The changes were announced in a circular issued on January 16, 2026, which replaces the existing 2015 capital regime and gives operators until June 30, 2027, to comply.
According to the SEC, the revised framework is designed to strengthen market resilience, eliminate undercapitalised operators and promote stronger governance across Nigeria’s capital market.
Under the new rules, brokers’ minimum capital has been raised from ₦200 million to ₦600 million, while dealers must now hold ₦1 billion, up from ₦100 million.
Broker-dealers face the sharpest increase, with requirements jumping from ₦300 million to ₦2 billion, reflecting their broader exposure to trading, execution and margin lending.
Fund and portfolio managers are now subject to a tiered structure. Firms managing assets above ₦20 billion must maintain ₦5 billion in capital, while mid-sized managers are required to hold ₦2 billion.
Private equity firms must now hold ₦500 million, while venture capital firms are required to maintain ₦200 million.
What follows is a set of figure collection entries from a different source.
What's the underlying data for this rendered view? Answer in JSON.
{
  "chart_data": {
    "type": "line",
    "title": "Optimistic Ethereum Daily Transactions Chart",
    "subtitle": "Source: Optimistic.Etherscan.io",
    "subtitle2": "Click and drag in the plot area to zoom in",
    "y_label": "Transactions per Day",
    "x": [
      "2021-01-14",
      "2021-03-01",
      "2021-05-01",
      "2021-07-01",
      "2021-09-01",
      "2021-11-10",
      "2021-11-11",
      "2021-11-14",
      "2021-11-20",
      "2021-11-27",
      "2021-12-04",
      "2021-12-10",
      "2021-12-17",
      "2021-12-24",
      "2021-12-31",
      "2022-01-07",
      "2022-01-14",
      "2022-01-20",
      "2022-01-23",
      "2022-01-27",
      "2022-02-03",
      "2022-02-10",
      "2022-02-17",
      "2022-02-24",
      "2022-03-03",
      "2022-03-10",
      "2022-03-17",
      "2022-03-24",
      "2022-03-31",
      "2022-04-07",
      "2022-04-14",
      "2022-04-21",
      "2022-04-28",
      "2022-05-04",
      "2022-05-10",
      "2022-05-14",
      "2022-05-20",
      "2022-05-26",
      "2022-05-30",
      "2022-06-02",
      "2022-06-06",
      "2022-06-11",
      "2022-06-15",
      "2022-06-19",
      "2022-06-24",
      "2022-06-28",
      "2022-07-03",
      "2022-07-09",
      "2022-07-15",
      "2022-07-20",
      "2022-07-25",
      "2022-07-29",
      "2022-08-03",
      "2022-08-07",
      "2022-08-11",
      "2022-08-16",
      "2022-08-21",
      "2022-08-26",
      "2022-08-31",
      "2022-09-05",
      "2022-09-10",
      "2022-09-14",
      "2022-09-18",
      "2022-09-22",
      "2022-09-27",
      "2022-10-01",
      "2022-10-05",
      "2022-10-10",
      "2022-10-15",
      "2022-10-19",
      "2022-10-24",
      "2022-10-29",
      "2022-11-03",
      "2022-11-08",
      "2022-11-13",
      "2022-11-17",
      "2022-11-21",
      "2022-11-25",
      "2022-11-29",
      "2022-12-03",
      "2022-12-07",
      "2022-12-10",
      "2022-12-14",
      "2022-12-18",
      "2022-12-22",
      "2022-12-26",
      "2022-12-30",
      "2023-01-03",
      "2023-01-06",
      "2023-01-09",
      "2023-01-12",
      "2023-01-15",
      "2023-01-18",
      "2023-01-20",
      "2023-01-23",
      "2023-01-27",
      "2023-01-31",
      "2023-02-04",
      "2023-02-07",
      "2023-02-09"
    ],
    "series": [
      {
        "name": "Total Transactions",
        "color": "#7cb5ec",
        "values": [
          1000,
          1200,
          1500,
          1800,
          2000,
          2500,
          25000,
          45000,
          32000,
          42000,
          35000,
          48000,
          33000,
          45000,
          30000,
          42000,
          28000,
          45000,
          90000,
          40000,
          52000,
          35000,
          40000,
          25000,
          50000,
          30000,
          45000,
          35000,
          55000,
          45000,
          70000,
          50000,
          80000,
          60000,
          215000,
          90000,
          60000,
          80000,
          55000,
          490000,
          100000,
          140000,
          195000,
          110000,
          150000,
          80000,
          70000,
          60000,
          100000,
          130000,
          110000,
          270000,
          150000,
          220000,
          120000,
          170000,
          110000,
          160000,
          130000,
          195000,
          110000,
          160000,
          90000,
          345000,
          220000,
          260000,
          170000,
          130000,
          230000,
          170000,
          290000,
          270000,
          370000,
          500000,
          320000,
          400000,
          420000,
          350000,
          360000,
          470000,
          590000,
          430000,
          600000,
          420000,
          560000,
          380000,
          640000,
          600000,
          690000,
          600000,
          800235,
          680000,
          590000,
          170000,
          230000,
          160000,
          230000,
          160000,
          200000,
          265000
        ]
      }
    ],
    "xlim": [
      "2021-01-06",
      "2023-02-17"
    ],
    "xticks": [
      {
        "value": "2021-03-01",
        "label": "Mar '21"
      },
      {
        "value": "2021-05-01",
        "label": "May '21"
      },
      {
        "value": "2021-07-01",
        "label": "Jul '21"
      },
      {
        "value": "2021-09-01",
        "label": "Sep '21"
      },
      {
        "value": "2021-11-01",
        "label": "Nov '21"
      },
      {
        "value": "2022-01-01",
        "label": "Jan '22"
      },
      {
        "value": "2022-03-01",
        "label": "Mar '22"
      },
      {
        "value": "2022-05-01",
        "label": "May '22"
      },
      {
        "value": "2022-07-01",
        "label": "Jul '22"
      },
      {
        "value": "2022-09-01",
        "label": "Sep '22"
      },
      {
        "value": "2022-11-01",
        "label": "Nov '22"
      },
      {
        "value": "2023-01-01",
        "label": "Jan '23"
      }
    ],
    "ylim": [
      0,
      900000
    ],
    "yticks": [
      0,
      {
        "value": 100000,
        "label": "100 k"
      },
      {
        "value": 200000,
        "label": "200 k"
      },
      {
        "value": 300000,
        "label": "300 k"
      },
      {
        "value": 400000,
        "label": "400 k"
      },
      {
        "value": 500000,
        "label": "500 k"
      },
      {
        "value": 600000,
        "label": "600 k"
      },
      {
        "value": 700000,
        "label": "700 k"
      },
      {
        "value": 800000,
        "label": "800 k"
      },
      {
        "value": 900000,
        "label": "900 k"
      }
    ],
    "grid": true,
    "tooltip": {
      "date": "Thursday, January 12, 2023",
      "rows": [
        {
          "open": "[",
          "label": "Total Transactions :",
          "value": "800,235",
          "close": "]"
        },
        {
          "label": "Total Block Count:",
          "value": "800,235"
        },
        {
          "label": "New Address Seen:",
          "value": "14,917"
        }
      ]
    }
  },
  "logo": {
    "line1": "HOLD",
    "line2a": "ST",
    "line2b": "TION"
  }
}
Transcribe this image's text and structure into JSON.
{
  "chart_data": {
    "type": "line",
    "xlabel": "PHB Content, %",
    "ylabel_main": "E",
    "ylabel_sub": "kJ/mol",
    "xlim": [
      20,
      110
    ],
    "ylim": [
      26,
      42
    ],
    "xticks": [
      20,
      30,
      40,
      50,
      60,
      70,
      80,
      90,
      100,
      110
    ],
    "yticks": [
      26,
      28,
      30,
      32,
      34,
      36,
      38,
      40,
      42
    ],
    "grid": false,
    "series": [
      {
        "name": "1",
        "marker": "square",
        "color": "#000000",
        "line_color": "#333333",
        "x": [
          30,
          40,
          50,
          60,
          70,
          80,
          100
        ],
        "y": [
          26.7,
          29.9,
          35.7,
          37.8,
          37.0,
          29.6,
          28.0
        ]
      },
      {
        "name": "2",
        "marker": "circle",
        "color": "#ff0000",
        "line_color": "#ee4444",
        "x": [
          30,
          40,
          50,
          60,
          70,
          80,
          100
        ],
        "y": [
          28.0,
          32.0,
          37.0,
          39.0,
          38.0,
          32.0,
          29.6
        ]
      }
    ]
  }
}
In addition, any firm managing over ₦100 billion in assets must hold capital equal to at least 10 per cent of assets under management, introducing a dynamic capital buffer tied to scale.
Digital asset operators, previously operating with limited oversight, are now fully captured under the new framework.
Digital exchanges and custodians must maintain ₦2 billion each, while tokenisation platforms and intermediaries face capital thresholds ranging from ₦500 million to ₦1 billion. Even robo-advisers must now meet a ₦100 million minimum.
Issuing houses offering full underwriting services must now hold ₦7 billion, while advisory-only firms require ₦2 billion.
New minimums have also been set for registrars (₦2.5 billion), trustees (₦2 billion) and underwriters (₦5 billion). Individual investment advisers must now maintain ₦10 million, ending the era of near-zero capital entry.
Market infrastructure institutions face the highest thresholds, with composite exchanges and central counterparties required to hold ₦10 billion, while clearing houses must maintain ₦5 billion.
Analysts say the tougher requirements are likely to trigger consolidation across the market, as smaller operators struggle to meet the new thresholds. Some firms may downsize, merge or exit, while others seek strategic investors to survive.
For investors, the changes promise stronger protection, as better-capitalised firms are more capable of absorbing shocks and safeguarding client assets. For regulators, the move signals a shift towards fewer but stronger operators with deeper balance sheets and improved governance.